The recovery in export demand would help prevent another jump in inventories in the No 2 producer, traders said. "The market is holding very well on the back of exports and the Dalian which is up a bit," said a trader with a foreign commodities brokerage in Kuala Lumpur. "It's in a trading range between 2,170 and 2,250 ringgit." The benchmark December contract on the Bursa Malaysia Derivatives Exchange rose to 2,222 ringgit in late trade, the highest since August 11, before settling at 2,216 ringgit ($676) per tonne at Tuesday's close, a 1.3 percent gain.
Palm prices have gained nearly 15 percent this month to notch their biggest monthly gain since April 2009, after plunging to a more-than-five-year low of 1,914 ringgit in early September. The tropical oil, however, has lost 8.7 percent in the third quarter of this year to post its biggest quarterly loss since 2012. Total traded volume stood at 43,225 lots of 25 tonnes each, above the usual 35,000 lots.

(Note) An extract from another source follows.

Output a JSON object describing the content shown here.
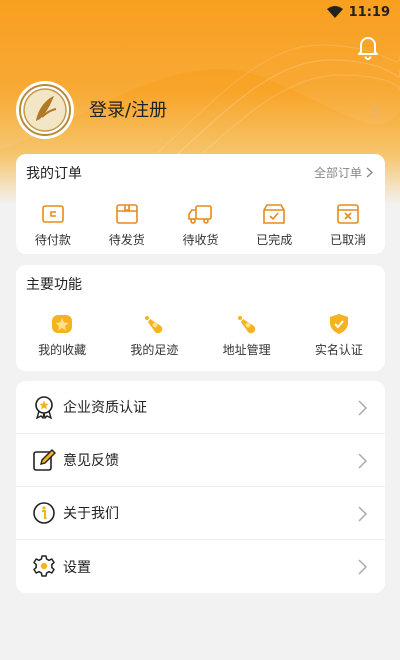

Technicals indicate palm oil may climb to a resistance at 2,224 ringgit, a break above which will lead to a further gain to 2,262 ringgit, according to market analyst Wang Tao. He added that the first support is at 2,163 ringgit and the second at 2,125 ringgit. In vegetable oil markets, the US soyoil contract for December fell 0.5 percent in late Asian trade. The most active January soybean oil contract on the Dalian Commodities Exchange gained 1.1 percent. Market players will also be keeping a close watch on Malaysia's palm oil inventories in September, after stocks jumped 22 percent to 2.05 million tonnes at end-August.